Large Multimodal Models (LMMs) are increasingly capable of answering medical questions that require joint reasoning over images and text, yet training general medical VQA systems is impeded by the lack of large, openly usable, high-quality corpora. We present MedVLSynther, a rubric-guided generator-verifier framework that synthesizes high-quality multiple-choice VQA items directly from open biomedical literature by conditioning on figures, captions, and in-text references. The generator produces self-contained stems and parallel, mutually exclusive options under a machine-checkable JSON schema; a multi-stage verifier enforces essential gates (self-containment, single correct answer, clinical validity, image-text consistency), awards fine-grained positive points, and penalizes common failure modes before acceptance.

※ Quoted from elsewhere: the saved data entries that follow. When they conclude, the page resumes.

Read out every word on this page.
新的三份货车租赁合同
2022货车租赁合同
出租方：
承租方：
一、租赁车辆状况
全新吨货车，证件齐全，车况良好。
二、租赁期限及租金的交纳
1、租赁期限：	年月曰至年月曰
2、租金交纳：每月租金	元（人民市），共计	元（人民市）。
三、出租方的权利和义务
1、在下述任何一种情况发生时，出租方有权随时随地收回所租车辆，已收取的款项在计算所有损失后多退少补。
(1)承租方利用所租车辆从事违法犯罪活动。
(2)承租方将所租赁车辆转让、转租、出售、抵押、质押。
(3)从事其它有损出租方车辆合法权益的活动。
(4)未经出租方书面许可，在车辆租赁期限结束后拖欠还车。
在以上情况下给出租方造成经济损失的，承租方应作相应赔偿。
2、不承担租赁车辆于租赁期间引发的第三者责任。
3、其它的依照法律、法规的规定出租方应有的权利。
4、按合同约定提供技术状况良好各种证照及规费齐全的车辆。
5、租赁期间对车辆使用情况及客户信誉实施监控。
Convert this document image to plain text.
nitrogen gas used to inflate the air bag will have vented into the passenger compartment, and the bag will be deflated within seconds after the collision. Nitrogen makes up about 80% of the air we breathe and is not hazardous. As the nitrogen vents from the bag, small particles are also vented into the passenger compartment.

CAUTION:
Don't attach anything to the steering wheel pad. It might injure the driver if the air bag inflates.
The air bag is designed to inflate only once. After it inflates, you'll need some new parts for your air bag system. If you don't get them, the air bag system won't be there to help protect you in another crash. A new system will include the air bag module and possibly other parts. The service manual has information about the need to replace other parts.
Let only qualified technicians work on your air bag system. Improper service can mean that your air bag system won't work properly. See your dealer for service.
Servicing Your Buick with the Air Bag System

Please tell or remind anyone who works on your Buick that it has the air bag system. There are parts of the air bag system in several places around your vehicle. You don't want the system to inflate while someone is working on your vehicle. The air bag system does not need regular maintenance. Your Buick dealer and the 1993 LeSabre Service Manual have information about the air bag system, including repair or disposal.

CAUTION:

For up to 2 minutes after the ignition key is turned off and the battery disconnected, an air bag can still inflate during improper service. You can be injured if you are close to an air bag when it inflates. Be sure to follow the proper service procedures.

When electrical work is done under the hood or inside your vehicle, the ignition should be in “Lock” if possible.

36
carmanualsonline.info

Applying this pipeline to PubMed Central yields MedSynVQA: 13,087 audited questions over 14,803 images spanning 13 imaging modalities and 28 anatomical regions. Training open-weight LMMs with reinforcement learning using verifiable rewards improves accuracy across six medical VQA benchmarks, achieving averages of 55.85 (3B) and 58.15 (7B), with up to 77.57 on VQA-RAD and 67.76 on PathVQA, outperforming strong medical LMMs. A Ablations verify that both generation and verification are necessary and that more verified data consistently helps, and a targeted contamination analysis detects no leakage from evaluation suites. By operating entirely on open literature and open-weight models, MedVLSynther offers an auditable, reproducible, and privacy-preserving path to scalable medical VQA training data.